A. Bennett Jenson
University of Louisville, USA
Dr. Jenson is a board-certified human pathologist with expertise in animal models of human disease (Distinguished Professor Lectureship 11th Annual Pathology of Mouse Models of Human Disease, September 2012). He has worked with murine leukemia virus infection of NZB/NZW mice as a model for lupus erythematosus (Scripps Clinic and Research Foundation, CA), murine animal models for virus-induced diabetes mellitus (National Institutes of Health), and animal models for human papillomavirus induced cervical, anogenital other than cervical, and head and neck cancers at Georgetown University Medical Center (Washington DC) and University of Louisville Health Science Center (Louisville, Ky). Presently he is a Professor of Vaccinology at James Graham Cancer Center, where he is working on recombinant tobacco plant papillomavirus vaccines. He has published over 160 peer-reviewed articles, and 40 chapters and books.
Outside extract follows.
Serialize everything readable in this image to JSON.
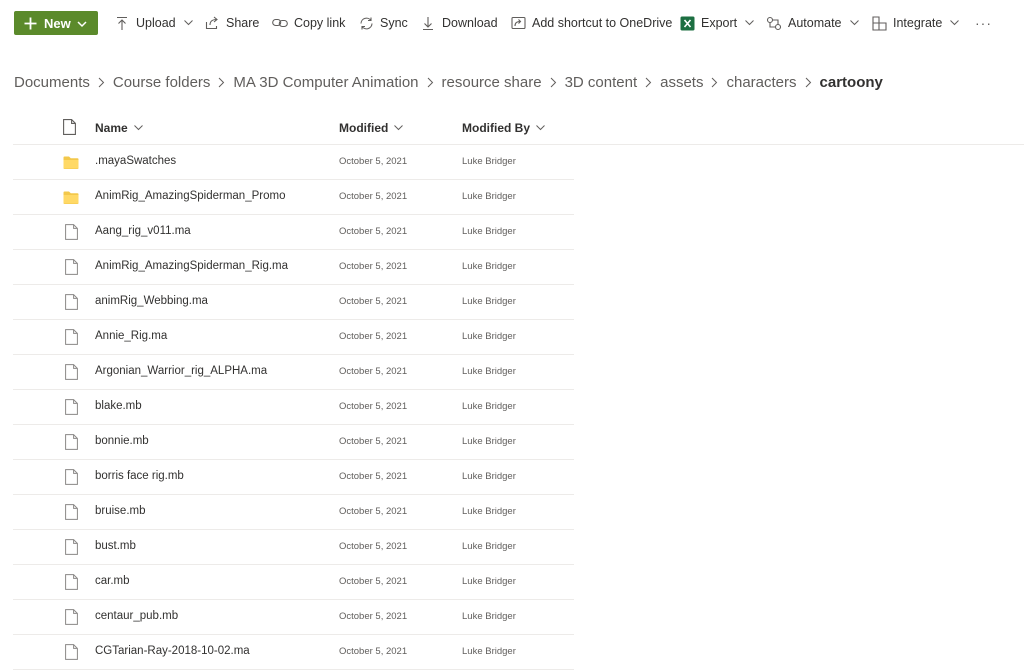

Correctly assembled virus-like particles (VLPs) of papillomavirus (PV) display conformationally-dependent epitopes that are type-specific, maintained on authenic virions and induce neutralizing antibodies. Alignment of the L1 amino acid (aa) sequences of 84 PVs revealed that the lengths of their N-termini are diverse and multiple possible initiation methionine (met) codons exist. The L1 gene of MusPV, that naturally infects immunodeficient laboratory mouse strain (NMRI-Foxn1nu/Foxn1nu), has 4 met codons at 1st, 2nd, 28th and 30th aa from its Nterminus. Of these, the 3rd and 4th mets, that are at 28th and 30th aa position from the N-termius, respectively, are located at the position where most PVs have their start codon. These two mets, located 9th and 11th from the YLPP conserved aas of most PVs, should be considered as consensus initiation codons of PV L1s. Three L1 proteins of MusPV starting from 2nd, 3rd and 4th mets expressed using baculovirus expression system were characterized for their ability to self-assemble into VLPs. While MusPV L1 proteins starting from 2nd met expressed a L1 protein that rarely folded into VLPs, the L1s starting from 3rd and 4th mets generated correct VLPs in abundant quantities. We now conclude that the highest quantity and best quality VLPs are made from the consensus L1 met of all known PVs.